Sources say the BTP has flagged a total of 137 stretches that get inundated, of which they have also reportedly pointed out 14 stretches that are worse off and result in traffic disruptions. Problems with most of these 14 stretches have been persistent for over two years. For instance, the Veerannapalya stretch of the Outer Ring Road, the service road under the Hebbal flyover, Panathur underpass, Silk Board junction, Hosur Road, Electronics City flyover, Marathahalli, Agara 14th Main Road, and HSR Layout have been flooding with every rain for years. The same stretches were the worst affected during the recent rain.
'The primary problem at most of these stretches is clogged drains, which need regular maintenance. Most of these drains are clogged with garbage, plastic bottles, dry leaves, and such materials. But in some of these places, there is also a need for engineering interventions,' says a senior traffic police official.
B.S. Prahlad, Engineer-in-Chief of the BBMP, says that the civic body had carried out interventions at most of these places. 'There will always be a run-off on the road surface during the rain. We cannot avoid that altogether.

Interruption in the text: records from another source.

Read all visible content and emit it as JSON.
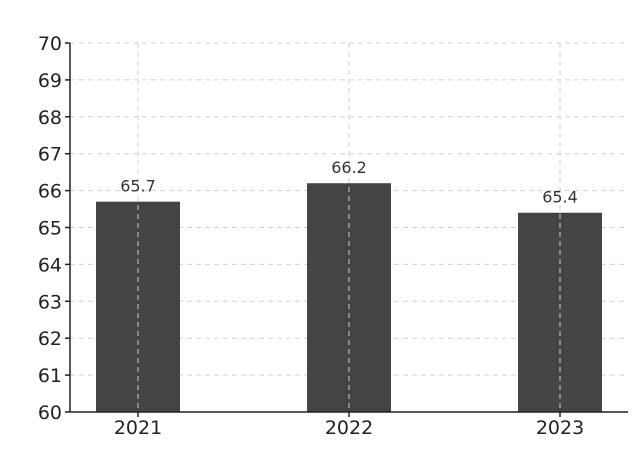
{
  "chart_data": {
    "type": "bar",
    "categories": [
      "2021",
      "2022",
      "2023"
    ],
    "values": [
      65.7,
      66.2,
      65.4
    ],
    "value_labels": [
      "65.7",
      "66.2",
      "65.4"
    ],
    "title": "",
    "xlabel": "",
    "ylabel": "",
    "ylim": [
      60,
      70
    ],
    "yticks": [
      "60",
      "61",
      "62",
      "63",
      "64",
      "65",
      "66",
      "67",
      "68",
      "69",
      "70"
    ],
    "grid": true,
    "legend": "none",
    "bar_color": "#444444"
  }
}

What we are working on is to reduce the time it takes for the water to drain out,' he says.
What has worsened the situation this year is the many ongoing roadworks across the city, including white-topping of roads being taken up even in the central business district ahead of the rains. Karnataka Power Transmission Corporation Ltd. has also dug up several key roads to push electricity cables underground, but the work is yet to be completed.
Are drains and lakes prepared to mitigate floods?
Meanwhile, activists point out that neither the city's drains nor the lakes are prepared for flood mitigation.
'By now, we should have ensured our lakes are only half full so that they can take in rainwater. But there seems to be no coordination between the BBMP, the agency with custody of these lakes, and the Bangalore Water Supply and Sewerage Board , which is filling the lakes with treated water. If the lakes are filled with treated water and are not desilted, their carrying capacity will be severely compromised. Our lakes are wonderful flood-mitigation barriers if used properly, but they are not,' says Ramprasad.
The carrying capacity of our SWDs is also severely compromised, he says. 'The carrying capacity of our drains has been reduced by at least 50%, due to the build-up of silt and flow of sewage, which is never accounted for. Naturally, they will overflow,' he says.
Kathyayini Chamaraj of CIVIC, a citizen collective, says the civic body is concretising all drains and not building enough percolation pits. 'There is no way the water will seep in. It stands there, taking away the drain's carrying capacity and also becoming a breeding ground for mosquitoes,' she says. Not just the SWDs, but even the shoulder drains and culverts are not being desilted regularly, leading to flooding. We need to redesign our drain system to manage our kind of monsoon, she says.
Prahlad, who also holds charge as Chief Engineer, SWD, BBMP, says they are removing silt and carrying out maintenance work of SWDs at a war pace by deploying excavators, tractors, and tippers, and the drains will be ready by the onset of monsoon.